Why in the news? 

Recently, the Union Ministry of Electronics and Information Technology (MeitY) has declared the IT (Information Technology) assets of ICICI Bank, HDFC Bank, and NPCI (National Payments Corporation of India) as "critical information infrastructure". 

What is a critical information infrastructure? 

  • The Information Technology Act of 2000 defines a critical information infrastructure as a computer resource whose deactivation or destruction has a debilitating impact on national security, economy, public health or security. 
  • Under the IT Act  2000, the government has the authority to declare  data, databases, IT networks, or communications infrastructure as CII and protect these digital assets. 
  • Anyone who illegally accesses or attempts to  access  a protected system  can be sentenced to up to 10 years in prison. 

Why do you need CII classification and protection? 

  • Global Practices: Governments around the world have endeavored to protect  critical information infrastructure.  
  • Backbone of Countless Important Operations: IT resources form the backbone of countless important operations in a country's infrastructure. Due to its interconnected nature, disruption can have a chain effect on the sector. IT failures lead to paralysis in other sectors: Power grid information technology failures can lead to long-term outages that cripple other sectors such as healthcare and banking services. 

Example: Wave of denial of service attacks in Estonia: In 2007, a wave of denial of service attacks allegedly from Russian IP addresses attacked major Estonian banks, government agencies (ministries, parliaments), and the media. This was a cyberattack like never before in the world. For almost three weeks, the attack caused havoc in one of the most connected countries in the world. A denial of service (DoS) attack is an attack that aims to shut down a computer or network so that it cannot be accessed by the intended user. DoS attacks do this by flooding the target with traffic or sending  information that triggers a crash to the target. 

Indian Example: 

In October 2020, when India was fighting a pandemic, power to Mumbai suddenly collapsed, damaging hospitals, trains and businesses.

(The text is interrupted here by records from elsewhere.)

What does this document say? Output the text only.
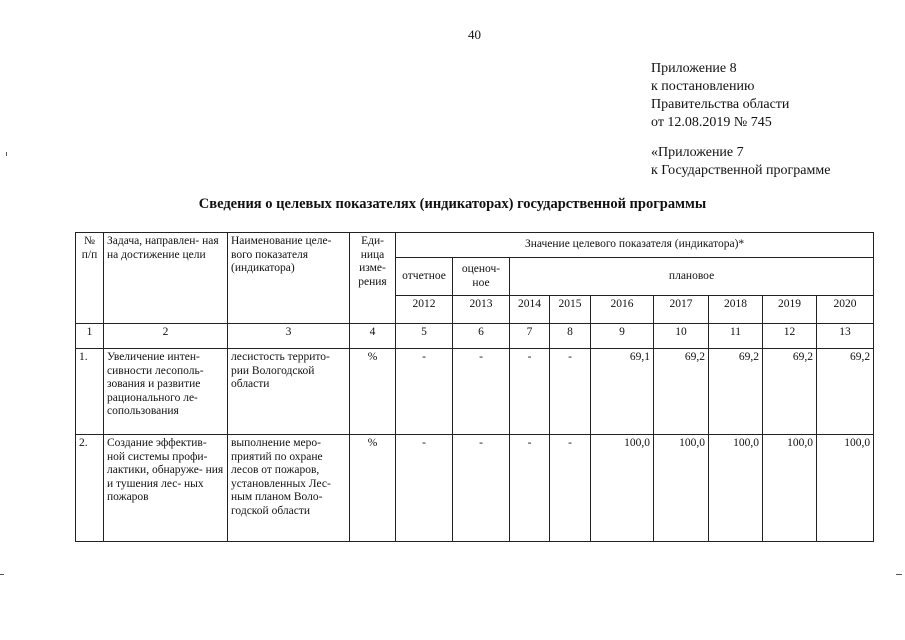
40
Приложение 8
к постановлению
Правительства области
от 12.08.2019 № 745
«Приложение 7
к Государственной программе
Сведения о целевых показателях (индикаторах) государственной программы
№ п/п	Задача, направлен- ная на достижение цели	Наименование целе- вого показателя (индикатора)	Еди- ница изме- рения	Значение целевого показателя (индикатора)*								
				отчетное	оценоч- ное	плановое						
				2012	2013	2014	2015	2016	2017	2018	2019	2020
1	2	3	4	5	6	7	8	9	10	11	12	13
1.	Увеличение интен- сивности лесополь- зования и развитие рационального ле- сопользования	лесистость террито- рии Вологодской области	%	-	-	-	-	69,1	69,2	69,2	69,2	69,2
2.	Создание эффектив- ной системы профи- лактики, обнаруже- ния и тушения лес- ных пожаров	выполнение меро- приятий по охране лесов от пожаров, установленных Лес- ным планом Воло- годской области	%	-	-	-	-	100,0	100,0	100,0	100,0	100,0
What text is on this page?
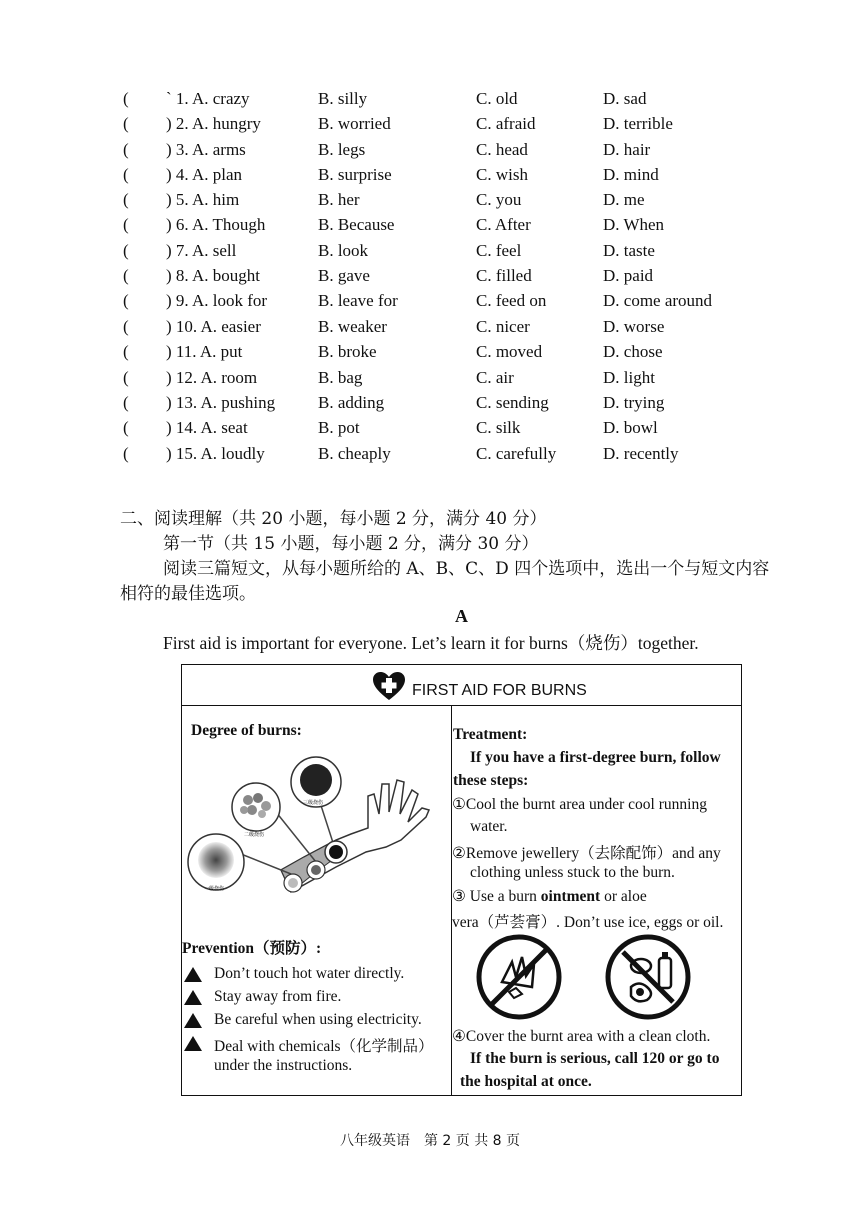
( ` 1. A. crazy	B. silly	C. old	D. sad
( ) 2. A. hungry	B. worried	C. afraid	D. terrible
( ) 3. A. arms	B. legs	C. head	D. hair
( ) 4. A. plan	B. surprise	C. wish	D. mind
( ) 5. A. him	B. her	C. you	D. me
( ) 6. A. Though	B. Because	C. After	D. When
( ) 7. A. sell	B. look	C. feel	D. taste
( ) 8. A. bought	B. gave	C. filled	D. paid
( ) 9. A. look for	B. leave for	C. feed on	D. come around
( ) 10. A. easier	B. weaker	C. nicer	D. worse
( ) 11. A. put	B. broke	C. moved	D. chose
( ) 12. A. room	B. bag	C. air	D. light
( ) 13. A. pushing	B. adding	C. sending	D. trying
( ) 14. A. seat	B. pot	C. silk	D. bowl
( ) 15. A. loudly	B. cheaply	C. carefully	D. recently
二、阅读理解（共 20 小题，每小题 2 分，满分 40 分）
第一节（共 15 小题，每小题 2 分，满分 30 分）
阅读三篇短文，从每小题所给的 A、B、C、D 四个选项中，选出一个与短文内容
相符的最佳选项。
A
First aid is important for everyone. Let’s learn it for burns（烧伤）together.
FIRST AID FOR BURNS
Degree of burns:
三级烧伤
二级烧伤
一级烧伤
Prevention（预防）:
Don’t touch hot water directly.
Stay away from fire.
Be careful when using electricity.
Deal with chemicals（化学制品）
under the instructions.
Treatment:
If you have a first-degree burn, follow
these steps:
①Cool the burnt area under cool running
water.
②Remove jewellery（去除配饰）and any
clothing unless stuck to the burn.
③ Use a burn ointment or aloe
vera（芦荟膏）. Don’t use ice, eggs or oil.
④Cover the burnt area with a clean cloth.
If the burn is serious, call 120 or go to
the hospital at once.
八年级英语　第 2 页 共 8 页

Later, according to a study by a US company, it was revealed that the power outage could be a cyberattack by a related group in China targeting critical infrastructure. Though the government rejected any such theory, the incident emphasised the possibility that hostile states and non-state actors would breach important systems in other countries, so there is a need to strengthen such assets.  

How is CII protected in India?  

  • NCIIPC is the nodal agency established in January 2014, the National Center for Important Information Infrastructure Conservation (NCIIPC) is a central agency that takes all steps to protect the national critical information infrastructure. 
  •  It is intended to protect CII from unauthorized access, modification, use, disclosure, interference, incapacity, or distraction. Monitor and anticipate threats to CII at the national level, provide policy guidance, share expertise, and provide early warning or alert situational awareness.
  • In the event of a threat to a critical information infrastructure, NCIIPC requests information and directs key sectors or individuals serving a critical impact on Critical Information Infrastructure.. 

Basic responsibility: 

  •  The basic responsibility for protecting the CII system lies with the entity that operates this CII.